Al enterarse de que estaba hospitalizada, la familia Aguilar envió a alguien a verla. La señora Elena recibió la noticia por la mañana y por la tarde ya estaba en la habitación. Al verla, Gloria sonrió.
—Abuela Elena.
La señora Elena sonrió.
—Ay, mi niña.
Gloria se adelantó a decir:
—Abuela, por la tarde ya puedo salir. No te preocupes por mí.
Al oír eso, la señora Elena dijo sonriendo:
—Le diré a Esteban que te ayude.
Al escuchar el nombre de Esteban, la sonrisa de Gloria se congeló. La abuela negó con la cabeza:
—Nada de eso, nuestra Gloria es preciosa. Qué bueno sería si fuera mi nieta política.

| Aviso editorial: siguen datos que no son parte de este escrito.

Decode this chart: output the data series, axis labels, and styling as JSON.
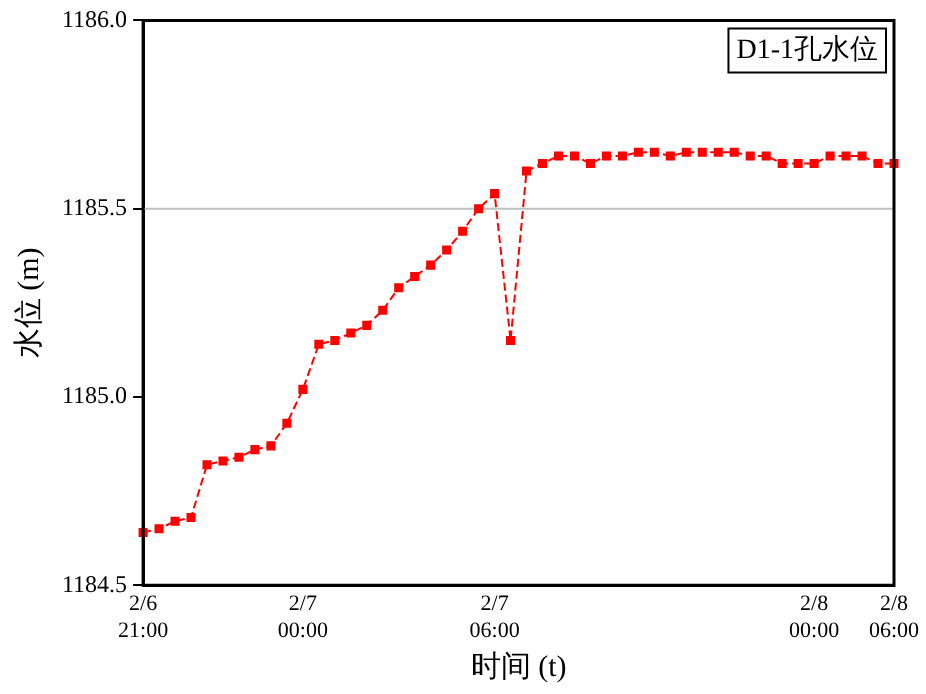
{
  "chart_data": {
    "type": "line",
    "title": "D1-1孔水位",
    "xlabel": "时间 (t)",
    "ylabel": "水位 (m)",
    "categories": [
      "2/6\n21:00",
      null,
      null,
      null,
      null,
      null,
      null,
      null,
      null,
      null,
      "2/7\n00:00",
      null,
      null,
      null,
      null,
      null,
      null,
      null,
      null,
      null,
      null,
      null,
      "2/7\n06:00",
      null,
      null,
      null,
      null,
      null,
      null,
      null,
      null,
      null,
      null,
      null,
      null,
      null,
      null,
      null,
      null,
      null,
      null,
      null,
      "2/8\n00:00",
      null,
      null,
      null,
      null,
      "2/8\n06:00"
    ],
    "series": [
      {
        "color": "#ff0000",
        "values": [
          1184.64,
          1184.65,
          1184.67,
          1184.68,
          1184.82,
          1184.83,
          1184.84,
          1184.86,
          1184.87,
          1184.93,
          1185.02,
          1185.14,
          1185.15,
          1185.17,
          1185.19,
          1185.23,
          1185.29,
          1185.32,
          1185.35,
          1185.39,
          1185.44,
          1185.5,
          1185.54,
          1185.15,
          1185.6,
          1185.62,
          1185.64,
          1185.64,
          1185.62,
          1185.64,
          1185.64,
          1185.65,
          1185.65,
          1185.64,
          1185.65,
          1185.65,
          1185.65,
          1185.65,
          1185.64,
          1185.64,
          1185.62,
          1185.62,
          1185.62,
          1185.64,
          1185.64,
          1185.64,
          1185.62,
          1185.62
        ]
      }
    ],
    "ylim": [
      1184.5,
      1186.0
    ],
    "yticks": [
      {
        "value": 1184.5,
        "label": "1184.5"
      },
      {
        "value": 1185.0,
        "label": "1185.0"
      },
      {
        "value": 1185.5,
        "label": "1185.5"
      },
      {
        "value": 1186.0,
        "label": "1186.0"
      }
    ],
    "ref_lines": [
      {
        "axis": "y",
        "value": 1185.5,
        "color": "#c0c0c0"
      }
    ],
    "grid": false,
    "legend": false,
    "marker": "square",
    "line_style": "dashed"
  }
}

La mirada de Esteban se posó en Gloria. Ella recordó todo lo de su vida anterior y la frialdad que recibió tras casarse con él; sintió un escalofrío. Volver a casarse con Esteban sería de tontos. No iba a tropezar con la misma piedra. Le tomó la mano a la abuela y dijo con tono cariñoso:
—Abuela, señor Esteban tiene a alguien que le gusta.
Esteban se quedó pasmado, un poco desconcertado. Era la primera vez que Gloria lo llamaba «señor». Antes, ella se negaba a llamarlo así porque le gustaba. Pero esta vez, lo hizo por iniciativa propia.
La señora Elena también se sorprendió:
—Gloria, ¿de verdad lo llamaste señor?
Gloria asintió:
—Claro. Esteban es mi tutor, ¿no?
Estrictamente hablando, Esteban no era su pariente de sangre. La familia Carrillo y la familia Aguilar eran amigos de toda la vida. Como sus padres hacían negocios en el extranjero, la dejaron al cuidado de los Aguilar durante la universidad. Los padres de Esteban también estaban fuera, así que solo Esteban estaba en la casa. Para que él la cuidara mejor, le pidieron que él fuera el tutor de ella.